The unfortunate thing in a teetering rotor helicopter with dynamic rollover on liftoff is that nothing you do with the cyclic is going to help you - there is only one solution if a roll rate develops that you don't like, and that's to bottom the collective.
The reason the lateral cyclic doesn't help you in this situation is that tilting the thrust vector to the side only slightly changes the vertical component of the thrust vector, which is the main thing rotating you around the skid stuck on the ground. There is no rolling moment to the airframe from the rotorhead to stop the roll with a teetering rotor head.
Unfortunately, not well described in any book (including my current one).

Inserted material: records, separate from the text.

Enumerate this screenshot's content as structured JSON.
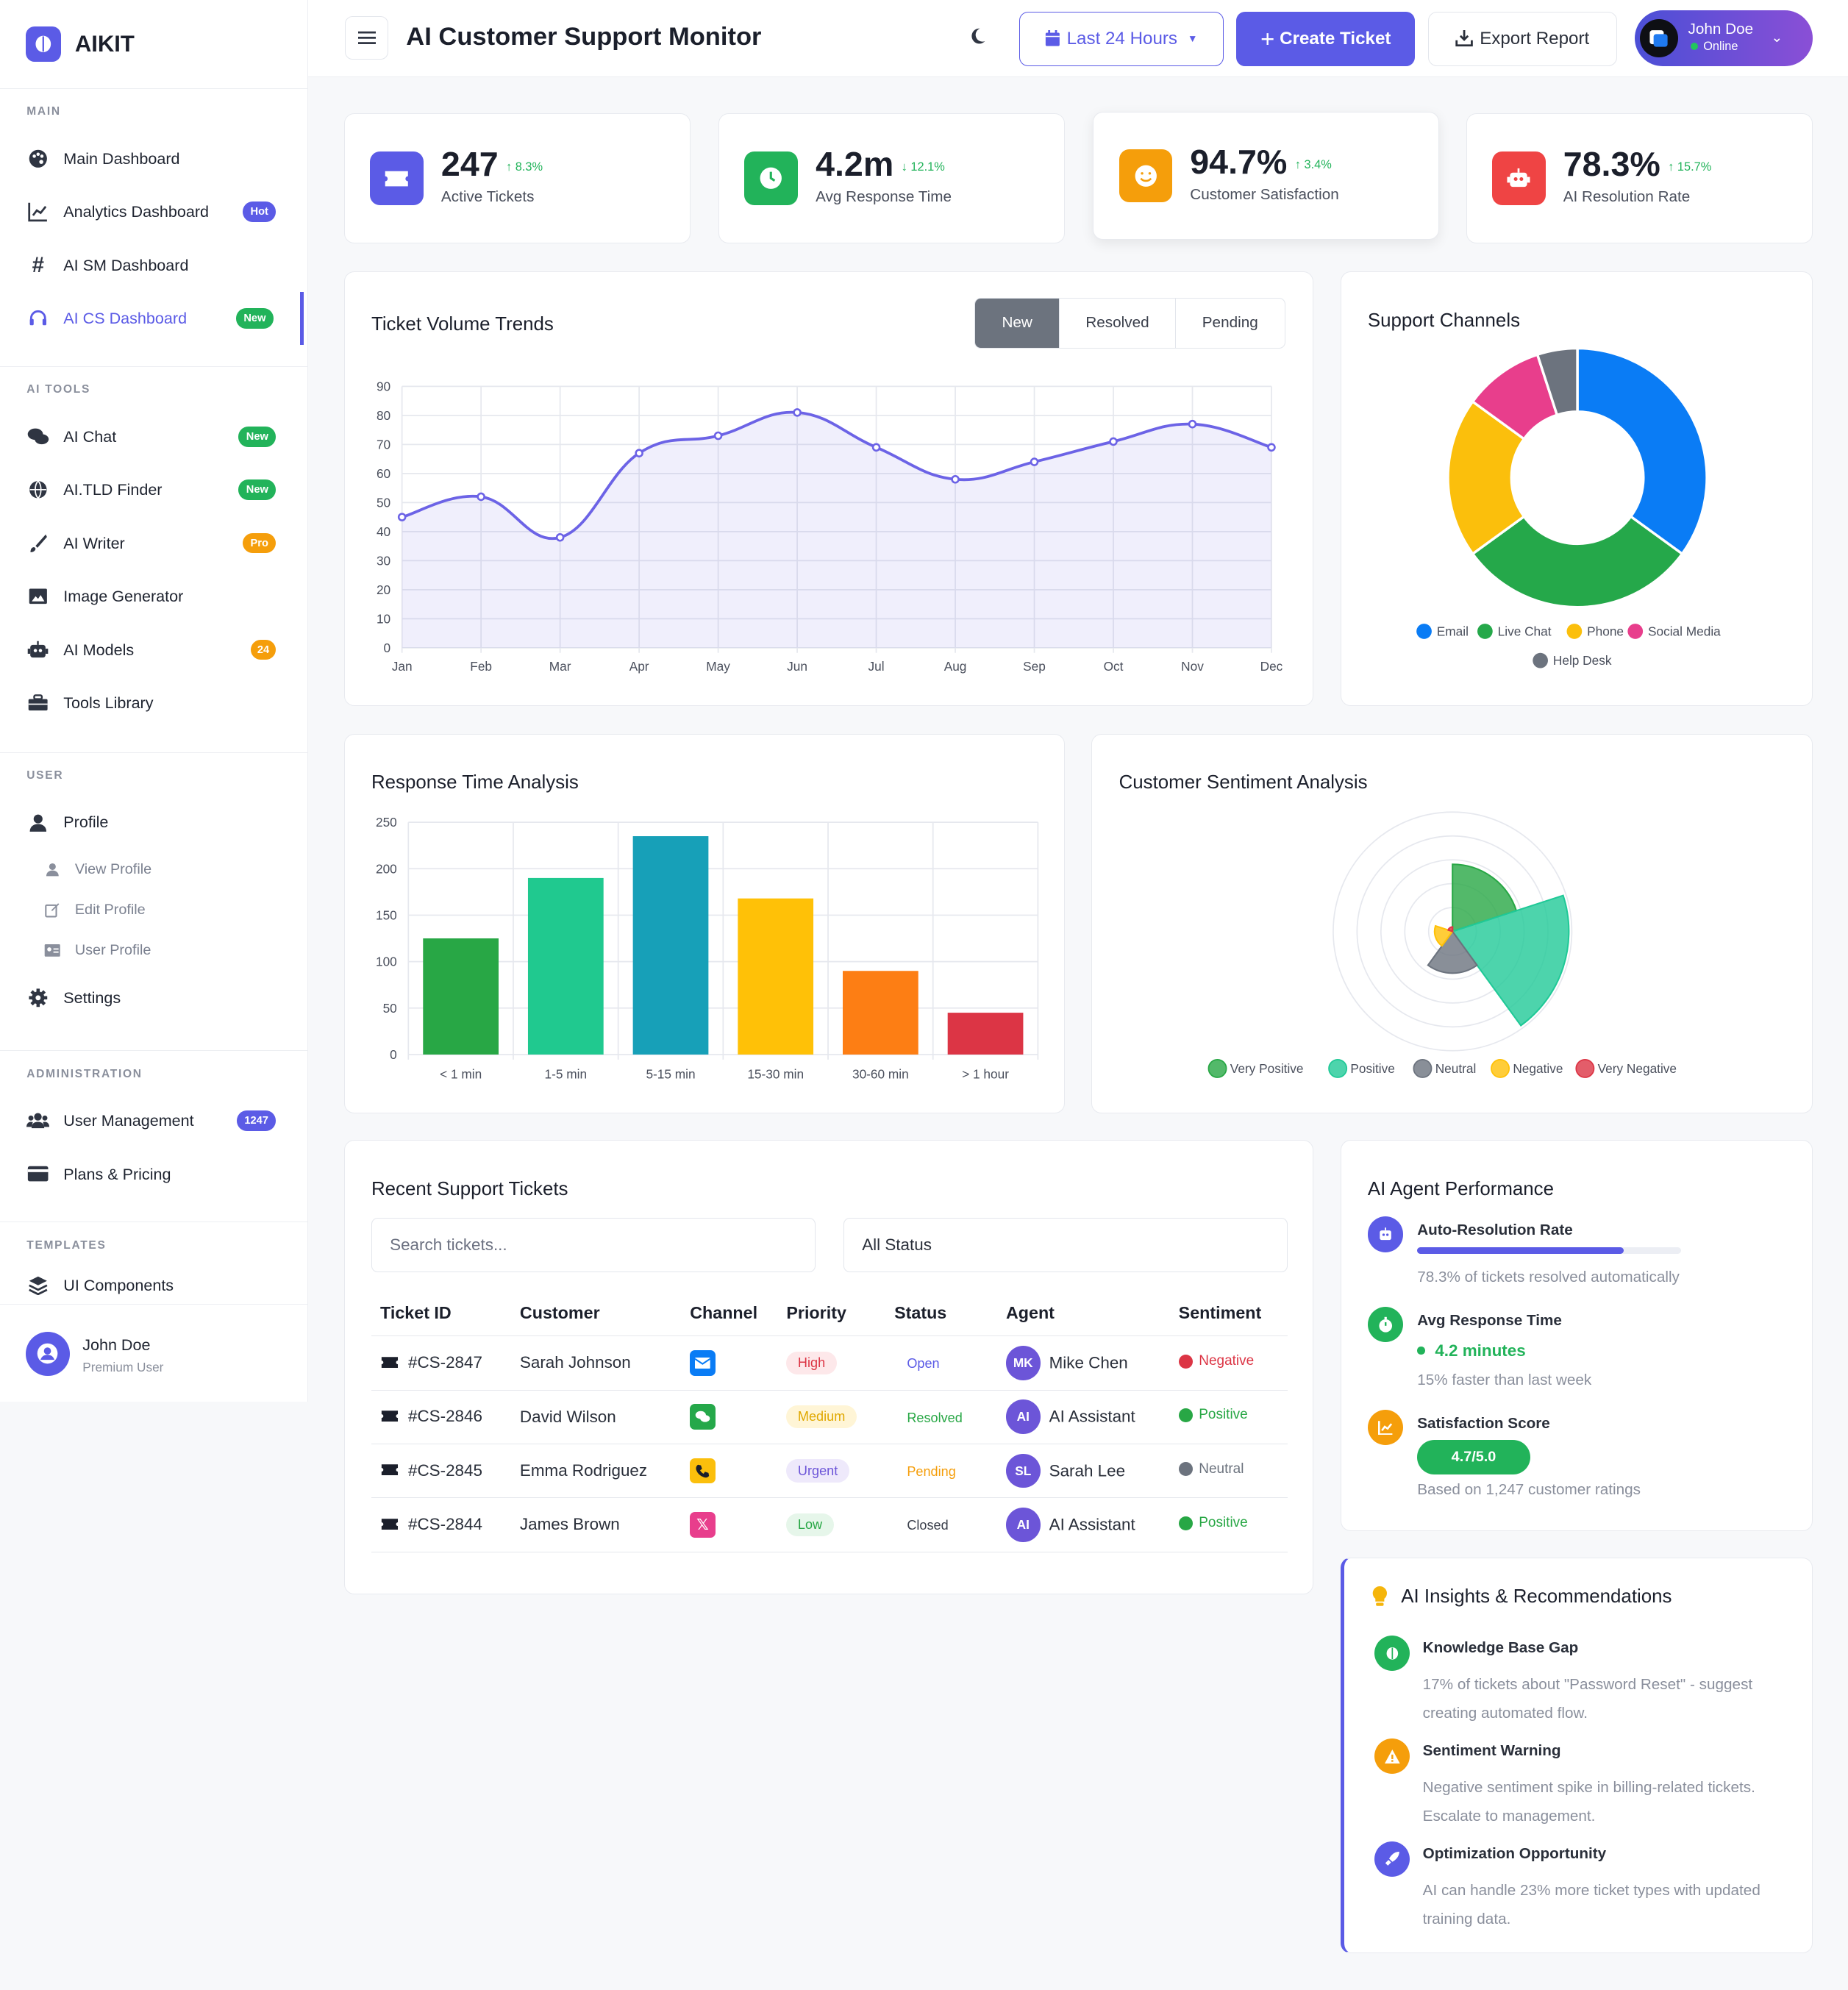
{
  "brand": {
    "name": "AIKIT"
  },
  "sidebar": {
    "main_title": "MAIN",
    "main": [
      {
        "label": "Main Dashboard"
      },
      {
        "label": "Analytics Dashboard",
        "badge": "Hot"
      },
      {
        "label": "AI SM Dashboard"
      },
      {
        "label": "AI CS Dashboard",
        "badge": "New"
      }
    ],
    "tools_title": "AI TOOLS",
    "tools": [
      {
        "label": "AI Chat",
        "badge": "New"
      },
      {
        "label": "AI.TLD Finder",
        "badge": "New"
      },
      {
        "label": "AI Writer",
        "badge": "Pro"
      },
      {
        "label": "Image Generator"
      },
      {
        "label": "AI Models",
        "badge": "24"
      },
      {
        "label": "Tools Library"
      }
    ],
    "user_title": "USER",
    "profile": "Profile",
    "profile_sub": [
      "View Profile",
      "Edit Profile",
      "User Profile"
    ],
    "settings": "Settings",
    "admin_title": "ADMINISTRATION",
    "admin": [
      {
        "label": "User Management",
        "badge": "1247"
      },
      {
        "label": "Plans & Pricing"
      }
    ],
    "templates_title": "TEMPLATES",
    "templates": [
      {
        "label": "UI Components"
      }
    ],
    "footer_user": {
      "name": "John Doe",
      "role": "Premium User"
    }
  },
  "header": {
    "title": "AI Customer Support Monitor",
    "range_label": "Last 24 Hours",
    "create_label": "Create Ticket",
    "export_label": "Export Report",
    "user_name": "John Doe",
    "user_status": "Online"
  },
  "kpis": [
    {
      "value": "247",
      "delta": "8.3%",
      "label": "Active Tickets",
      "color": "#5b5be6"
    },
    {
      "value": "4.2m",
      "delta": "12.1%",
      "label": "Avg Response Time",
      "color": "#22b35a"
    },
    {
      "value": "94.7%",
      "delta": "3.4%",
      "label": "Customer Satisfaction",
      "color": "#f59e0b"
    },
    {
      "value": "78.3%",
      "delta": "15.7%",
      "label": "AI Resolution Rate",
      "color": "#ef4444"
    }
  ],
  "volume": {
    "title": "Ticket Volume Trends",
    "tabs": [
      "New",
      "Resolved",
      "Pending"
    ]
  },
  "channels": {
    "title": "Support Channels"
  },
  "response": {
    "title": "Response Time Analysis"
  },
  "sentiment": {
    "title": "Customer Sentiment Analysis"
  },
  "tickets": {
    "title": "Recent Support Tickets",
    "search_placeholder": "Search tickets...",
    "status_filter": "All Status",
    "columns": [
      "Ticket ID",
      "Customer",
      "Channel",
      "Priority",
      "Status",
      "Agent",
      "Sentiment"
    ],
    "rows": [
      {
        "id": "#CS-2847",
        "customer": "Sarah Johnson",
        "channel": "email",
        "priority": "High",
        "status": "Open",
        "agent_initials": "MK",
        "agent": "Mike Chen",
        "sentiment": "Negative"
      },
      {
        "id": "#CS-2846",
        "customer": "David Wilson",
        "channel": "chat",
        "priority": "Medium",
        "status": "Resolved",
        "agent_initials": "AI",
        "agent": "AI Assistant",
        "sentiment": "Positive"
      },
      {
        "id": "#CS-2845",
        "customer": "Emma Rodriguez",
        "channel": "phone",
        "priority": "Urgent",
        "status": "Pending",
        "agent_initials": "SL",
        "agent": "Sarah Lee",
        "sentiment": "Neutral"
      },
      {
        "id": "#CS-2844",
        "customer": "James Brown",
        "channel": "social",
        "priority": "Low",
        "status": "Closed",
        "agent_initials": "AI",
        "agent": "AI Assistant",
        "sentiment": "Positive"
      }
    ]
  },
  "agent_perf": {
    "title": "AI Agent Performance",
    "auto_title": "Auto-Resolution Rate",
    "auto_progress": 0.783,
    "auto_desc": "78.3% of tickets resolved automatically",
    "resp_title": "Avg Response Time",
    "resp_value": "4.2 minutes",
    "resp_desc": "15% faster than last week",
    "sat_title": "Satisfaction Score",
    "sat_value": "4.7/5.0",
    "sat_desc": "Based on 1,247 customer ratings"
  },
  "insights": {
    "title": "AI Insights & Recommendations",
    "items": [
      {
        "title": "Knowledge Base Gap",
        "line1": "17% of tickets about \"Password Reset\" - suggest",
        "line2": "creating automated flow."
      },
      {
        "title": "Sentiment Warning",
        "line1": "Negative sentiment spike in billing-related tickets.",
        "line2": "Escalate to management."
      },
      {
        "title": "Optimization Opportunity",
        "line1": "AI can handle 23% more ticket types with updated",
        "line2": "training data."
      }
    ]
  },
  "chart_data": [
    {
      "type": "line",
      "title": "Ticket Volume Trends",
      "categories": [
        "Jan",
        "Feb",
        "Mar",
        "Apr",
        "May",
        "Jun",
        "Jul",
        "Aug",
        "Sep",
        "Oct",
        "Nov",
        "Dec"
      ],
      "series": [
        {
          "name": "New",
          "values": [
            45,
            52,
            38,
            67,
            73,
            81,
            69,
            58,
            64,
            71,
            77,
            69
          ]
        }
      ],
      "ylim": [
        0,
        90
      ],
      "yticks": [
        0,
        10,
        20,
        30,
        40,
        50,
        60,
        70,
        80,
        90
      ],
      "color": "#6c63e6"
    },
    {
      "type": "pie",
      "title": "Support Channels",
      "labels": [
        "Email",
        "Live Chat",
        "Phone",
        "Social Media",
        "Help Desk"
      ],
      "values": [
        35,
        30,
        20,
        10,
        5
      ],
      "colors": [
        "#0a7cf5",
        "#25a84a",
        "#fbbf0c",
        "#e83e8c",
        "#6c737e"
      ]
    },
    {
      "type": "bar",
      "title": "Response Time Analysis",
      "categories": [
        "< 1 min",
        "1-5 min",
        "5-15 min",
        "15-30 min",
        "30-60 min",
        "> 1 hour"
      ],
      "values": [
        125,
        190,
        235,
        168,
        90,
        45
      ],
      "ylim": [
        0,
        250
      ],
      "yticks": [
        0,
        50,
        100,
        150,
        200,
        250
      ],
      "colors": [
        "#28a745",
        "#20c98f",
        "#17a0b8",
        "#ffc107",
        "#fd7e14",
        "#dc3545"
      ]
    },
    {
      "type": "polar",
      "title": "Customer Sentiment Analysis",
      "labels": [
        "Very Positive",
        "Positive",
        "Neutral",
        "Negative",
        "Very Negative"
      ],
      "values": [
        45,
        78,
        28,
        12,
        3
      ],
      "colors": [
        "#28a745",
        "#20c997",
        "#6c737e",
        "#ffc107",
        "#dc3545"
      ]
    }
  ]
}
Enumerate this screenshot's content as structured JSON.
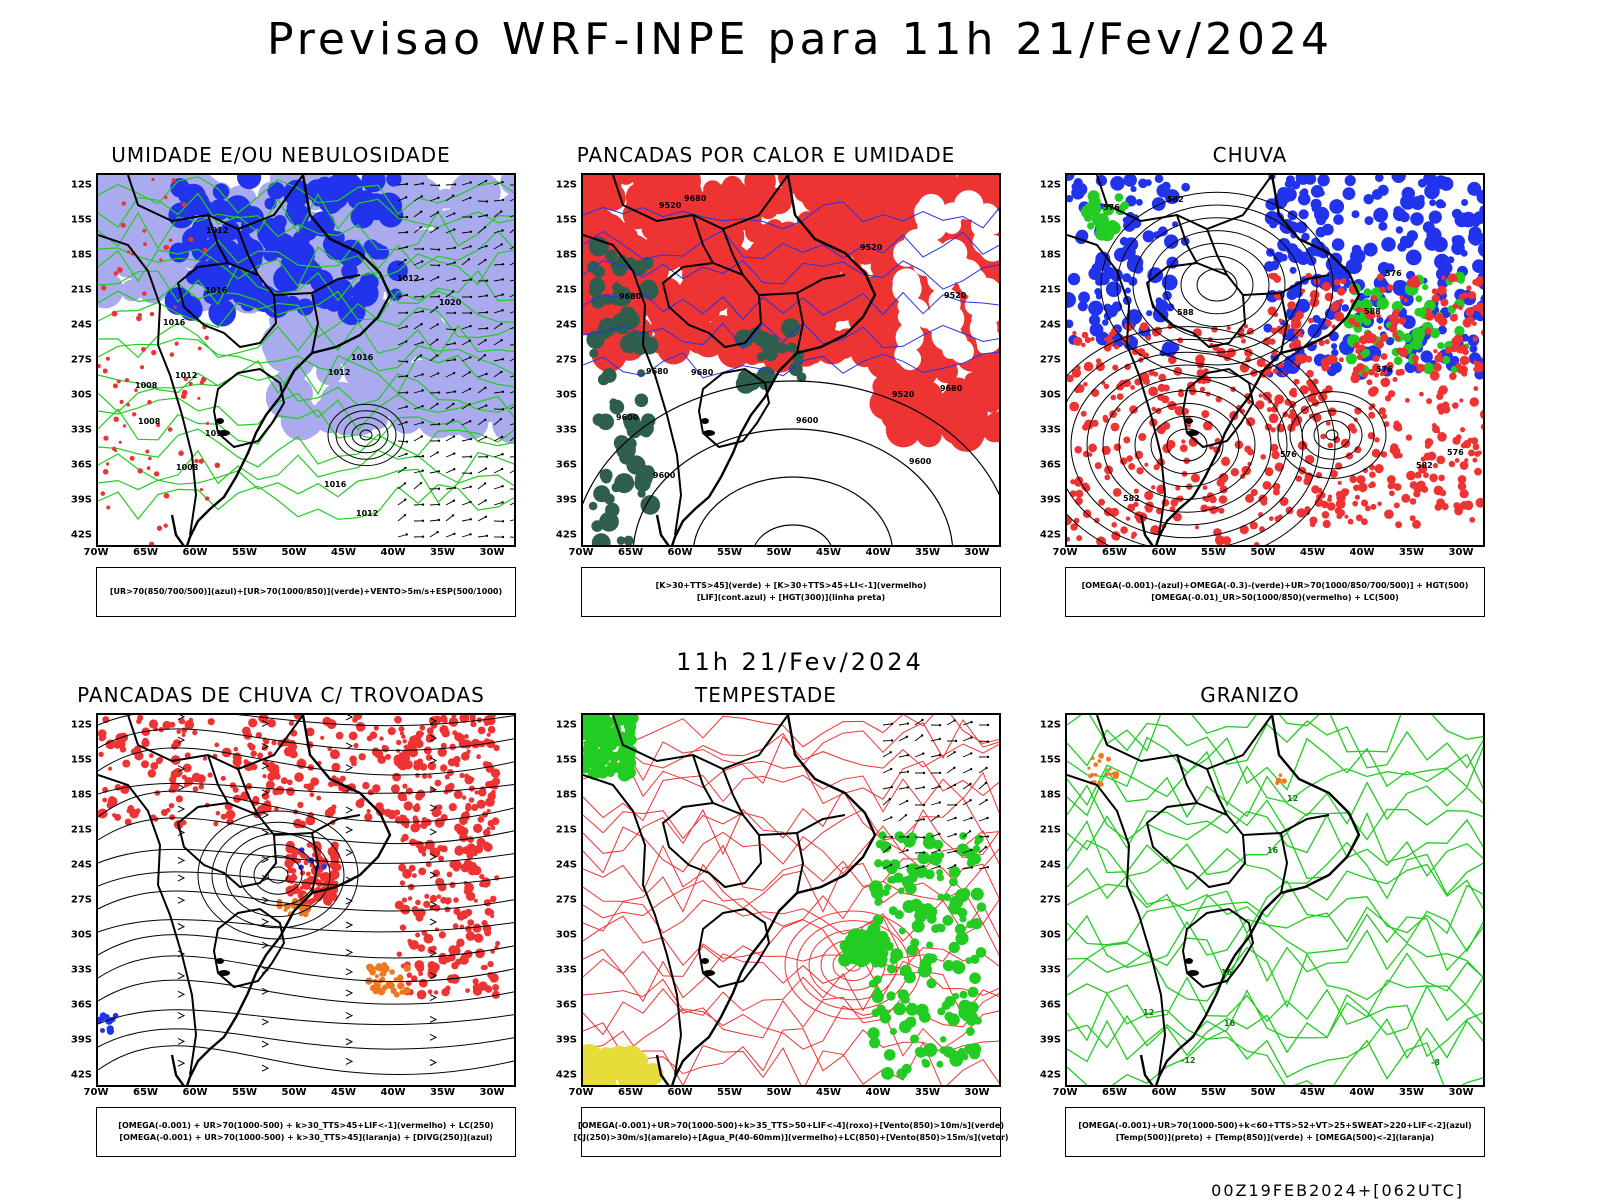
{
  "header": {
    "title": "Previsao WRF-INPE  para 11h 21/Fev/2024"
  },
  "mid_date": "11h 21/Fev/2024",
  "footer": {
    "run_stamp": "00Z19FEB2024+[062UTC]"
  },
  "axes": {
    "lat_labels": [
      "12S",
      "15S",
      "18S",
      "21S",
      "24S",
      "27S",
      "30S",
      "33S",
      "36S",
      "39S",
      "42S"
    ],
    "lon_labels": [
      "70W",
      "65W",
      "60W",
      "55W",
      "50W",
      "45W",
      "40W",
      "35W",
      "30W"
    ]
  },
  "colors": {
    "red": "#ee3333",
    "green": "#22cc22",
    "blue": "#2233ee",
    "lavender": "#aaaaee",
    "darkgreen": "#2e5e4e",
    "orange": "#ee7722",
    "yellow": "#e8dc3a"
  },
  "panels": [
    {
      "title": "UMIDADE E/OU NEBULOSIDADE",
      "legend": [
        "[UR>70(850/700/500)](azul)+[UR>70(1000/850)](verde)+VENTO>5m/s+ESP(500/1000)"
      ],
      "contours": [
        "1012",
        "1012",
        "1008",
        "1016",
        "1016",
        "1008",
        "1012",
        "1012",
        "1012",
        "1008",
        "1012",
        "1016",
        "1020",
        "1016"
      ]
    },
    {
      "title": "PANCADAS POR CALOR E UMIDADE",
      "legend": [
        "[K>30+TTS>45](verde) + [K>30+TTS>45+LI<-1](vermelho)",
        "[LIF](cont.azul) + [HGT(300)](linha preta)"
      ],
      "contours": [
        "9680",
        "9680",
        "9680",
        "9680",
        "9680",
        "9600",
        "9600",
        "9520",
        "9600",
        "9600",
        "9520",
        "9520",
        "9520"
      ]
    },
    {
      "title": "CHUVA",
      "legend": [
        "[OMEGA(-0.001)-(azul)+OMEGA(-0.3)-(verde)+UR>70(1000/850/700/500)] + HGT(500)",
        "[OMEGA(-0.01)_UR>50(1000/850)(vermelho) + LC(500)"
      ],
      "contours": [
        "588",
        "582",
        "576",
        "576",
        "576",
        "582",
        "576",
        "588",
        "582",
        "576"
      ]
    },
    {
      "title": "PANCADAS DE CHUVA C/ TROVOADAS",
      "legend": [
        "[OMEGA(-0.001) + UR>70(1000-500) + k>30_TTS>45+LIF<-1](vermelho) + LC(250)",
        "[OMEGA(-0.001) + UR>70(1000-500) + k>30_TTS>45](laranja) + [DIVG(250)](azul)"
      ],
      "contours": []
    },
    {
      "title": "TEMPESTADE",
      "legend": [
        "[OMEGA(-0.001)+UR>70(1000-500)+k>35_TTS>50+LIF<-4](roxo)+[Vento(850)>10m/s](verde)",
        "[CJ(250)>30m/s](amarelo)+[Agua_P(40-60mm)](vermelho)+LC(850)+[Vento(850)>15m/s](vetor)"
      ],
      "contours": []
    },
    {
      "title": "GRANIZO",
      "legend": [
        "[OMEGA(-0.001)+UR>70(1000-500)+k<60+TTS>52+VT>25+SWEAT>220+LIF<-2](azul)",
        "[Temp(500)](preto) + [Temp(850)](verde) + [OMEGA(500)<-2](laranja)"
      ],
      "contours": [
        "-12",
        "-8",
        "16",
        "16",
        "12",
        "16",
        "12"
      ]
    }
  ]
}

Since all helos of the 1st generation were teetering heads, the books and courses (and the rules of thumb) do not differentiate and so all helos are tarred with the same brush. The universal probability of dynamic rollover is perhaps one of the "myths" that perpetuate our world.Whoa. Can't let that one go. Man, Igor is gonna be ticked off when he hears that you uttered such blasphemy, Nick. Especially coming from you! Maybe you should have said, "With the exception of Sikorsky's R-4, since most training helos of the 1st generation..."

Although any helicopter can snag a skid/wheel and over she goes!, it must be said that yes, DR generally happens to birds with teetering systems with low control power. And here, I stand with Whirly: It's the tail rotor thrust that gets you, "pushing" the ship over. The hapless pilot gets the yaw trim setting wrong while lifting off...or maybe because one of the skids has sunk into the dirt a bit and he thinks everything's cool because he doesn't feel any unintended yaw when getting light-on-the-skids (which he misinterprets), then O-S-G's!

When I first got to the GOM, I used to worry about this when taking off from wooden deck helipads: Is one of my skids stuck between the boards? Then I learned to simply not land parallel to the boards. D'oh!

Which brings up a question: Is there a "common" side that helicopters dynamically rollover to? Because of my believe that the TR is the culprit, my guess would be that the ship would rollover to the right more than the left.

Any info on that, Shawn? Is there a trend?